On the first point, the Governor noted that the British banking system was well capitalised largely due to measures taken since the Global financial crisis. Perhaps more importantly though, he also alluded to the additional liquidity measures that the BoE had set in place more recently. All the evidence suggests that the Bank of England had learned a lesson from the 'dry-run' of the Scottish Referendum and had established a series of repo arrangements should banks run into difficulties in the event of a Brexit. Setting aside the details, the most important message for the British public is that in spite of the dramatic scenes taking place in financial markets, there will almost certainly not be another bank failure (like Northern Rock) or another credit crunch. In fact, one of the largest domestic banks (Lloyds) issued a public statement to this effect earlier this morning.

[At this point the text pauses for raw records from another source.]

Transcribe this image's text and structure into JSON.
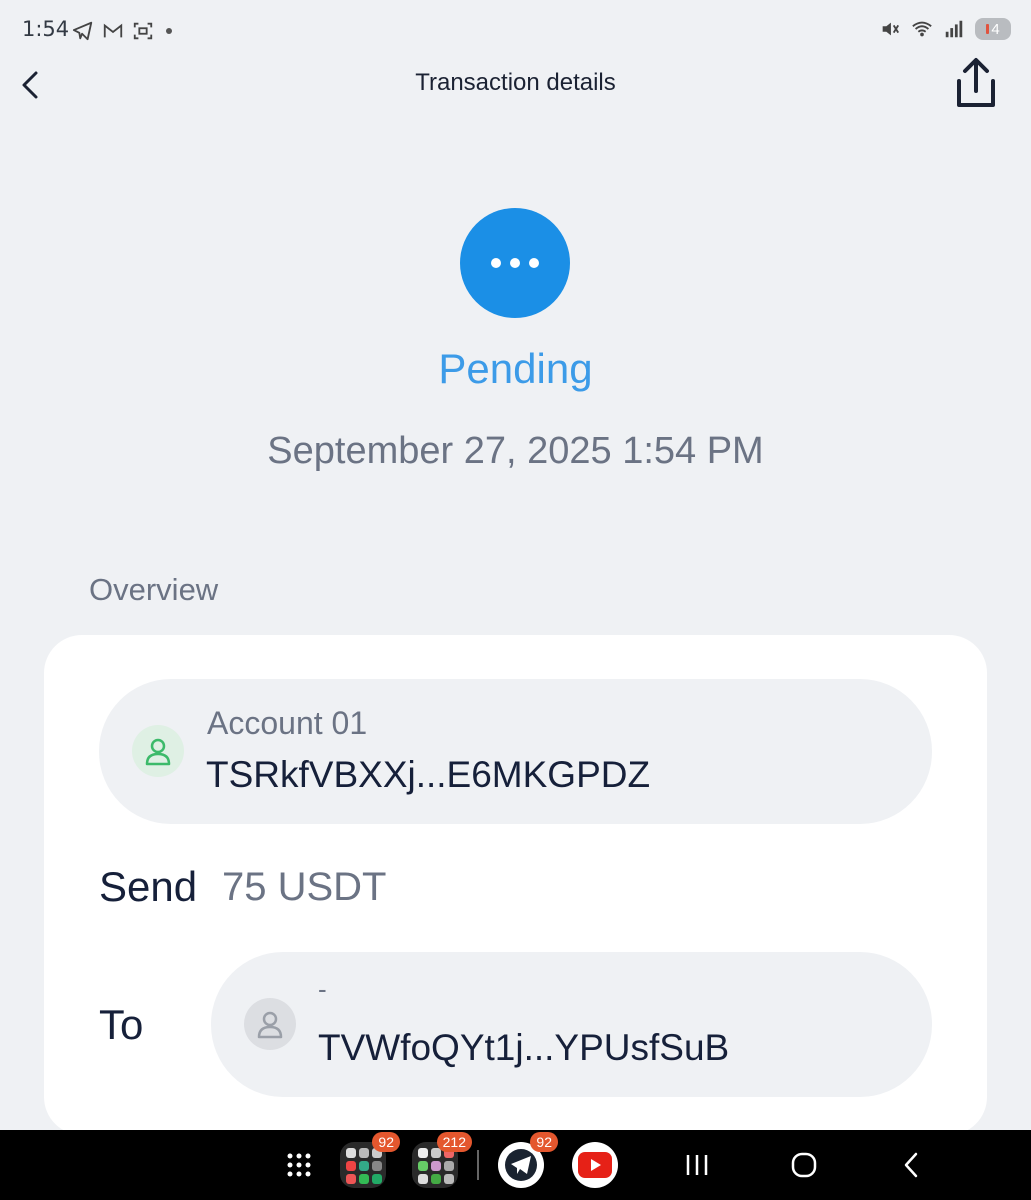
{
  "status_bar": {
    "time": "1:54",
    "battery_level": "4",
    "icons": [
      "telegram-icon",
      "gmail-icon",
      "screenshot-icon",
      "mute-icon",
      "wifi-icon",
      "signal-icon"
    ]
  },
  "header": {
    "title": "Transaction details",
    "back_icon": "chevron-left-icon",
    "share_icon": "share-icon"
  },
  "transaction": {
    "status": "Pending",
    "status_color": "#1b8fe6",
    "date": "September 27, 2025 1:54 PM"
  },
  "overview": {
    "section_label": "Overview",
    "from": {
      "name": "Account 01",
      "address": "TSRkfVBXXj...E6MKGPDZ"
    },
    "send_label": "Send",
    "amount": "75 USDT",
    "to_label": "To",
    "to": {
      "name": "-",
      "address": "TVWfoQYt1j...YPUsfSuB"
    }
  },
  "navbar": {
    "apps": [
      {
        "name": "app-folder-1",
        "badge": "92"
      },
      {
        "name": "app-folder-2",
        "badge": "212"
      },
      {
        "name": "telegram-app",
        "badge": "92"
      },
      {
        "name": "youtube-app",
        "badge": ""
      }
    ]
  }
}
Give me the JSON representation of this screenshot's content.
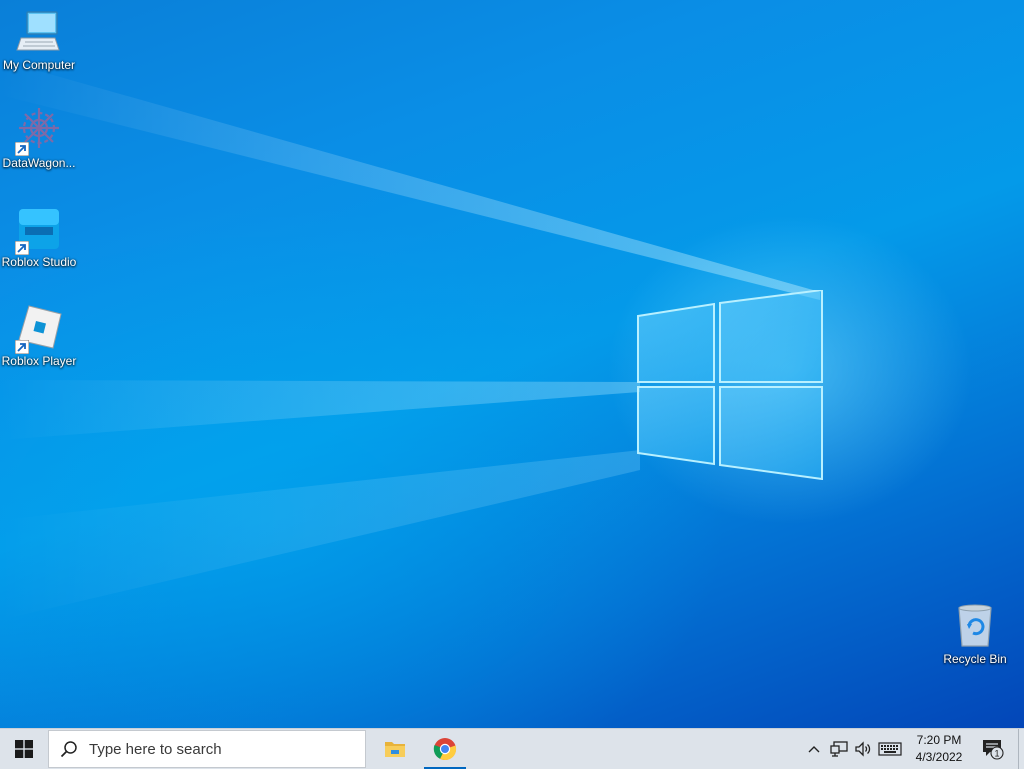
{
  "desktop_icons": [
    {
      "label": "My Computer",
      "icon": "computer-icon"
    },
    {
      "label": "DataWagon...",
      "icon": "datawagon-icon",
      "shortcut": true
    },
    {
      "label": "Roblox Studio",
      "icon": "roblox-studio-icon",
      "shortcut": true
    },
    {
      "label": "Roblox Player",
      "icon": "roblox-player-icon",
      "shortcut": true
    },
    {
      "label": "Recycle Bin",
      "icon": "recycle-bin-icon"
    }
  ],
  "taskbar": {
    "search_placeholder": "Type here to search",
    "pinned": [
      "file-explorer-icon",
      "chrome-icon"
    ],
    "active_app": "chrome-icon"
  },
  "tray": {
    "time": "7:20 PM",
    "date": "4/3/2022",
    "notification_count": "1",
    "icons": [
      "chevron-up-icon",
      "network-icon",
      "volume-icon",
      "keyboard-icon"
    ]
  },
  "colors": {
    "wallpaper_blue": "#0a8ee6",
    "taskbar_bg": "#dde3ea",
    "accent": "#0067c0"
  }
}
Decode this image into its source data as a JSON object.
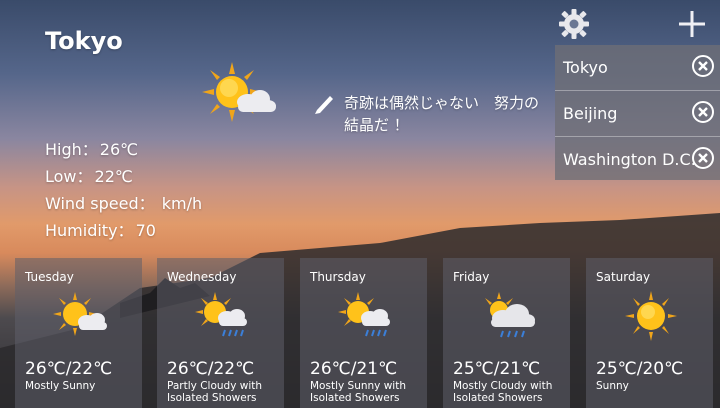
{
  "city": "Tokyo",
  "note": "奇跡は偶然じゃない　努力の結晶だ ！",
  "stats": {
    "high_label": "High：",
    "high_value": "26℃",
    "low_label": "Low：",
    "low_value": "22℃",
    "wind_label": "Wind speed：",
    "wind_value": " km/h",
    "humidity_label": "Humidity：",
    "humidity_value": "70"
  },
  "cities": [
    "Tokyo",
    "Beijing",
    "Washington D.C."
  ],
  "forecast": [
    {
      "day": "Tuesday",
      "temp": "26℃/22℃",
      "desc": "Mostly Sunny",
      "icon": "sun-cloud-icon"
    },
    {
      "day": "Wednesday",
      "temp": "26℃/22℃",
      "desc": "Partly Cloudy with Isolated Showers",
      "icon": "sun-cloud-rain-icon"
    },
    {
      "day": "Thursday",
      "temp": "26℃/21℃",
      "desc": "Mostly Sunny with Isolated Showers",
      "icon": "sun-cloud-rain-icon"
    },
    {
      "day": "Friday",
      "temp": "25℃/21℃",
      "desc": "Mostly Cloudy with Isolated Showers",
      "icon": "cloud-rain-icon"
    },
    {
      "day": "Saturday",
      "temp": "25℃/20℃",
      "desc": "Sunny",
      "icon": "sun-icon"
    }
  ]
}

On the second point though, the governor alluded to the inflation vs. growth dilemma that will now face the British economy after Brexit. Lower sterling will have a positive impact on our exports and will help to buffer certain downward pressures of the Referendum decision on the British economy. There was talk in the lead up to the referendum about the potential for the Treasury (via the Bank) to intervene in foreign exchange markets to support the value of sterling, as it did in 1992. But the likelihood is that the Bank will avoid doing this, and will want to make as much use of the decline in sterling as possible. The problem though is that, as a British economy, we tend to import more than we export and so the positive impacts of a fall in sterling will be more than offset by rising inflation in the medium term. This is what the governor meant when he said that he would 'assess the economic conditions very carefully' over the coming months. Because the bank may well find itself caught between a need to cut rates (to boost the economy) and raise rates (to stave off inflation). Reading between the lines then, when the governor says that 'he will not hesitate to take additional measures' we can only assume that he is referring to an additional round of quantitative easing to boost the domestic economy.

The bottom line is that although financial markets have reacted with a lot of volatility in early trading on Friday, the real impact of the referendum decision on the British economy will only be felt in the coming months. The reassuring conclusion though is that the Bank of England looks ready to step in.'

Huw is a political economist whose work is broadly concerned with the politics of banking and financial services.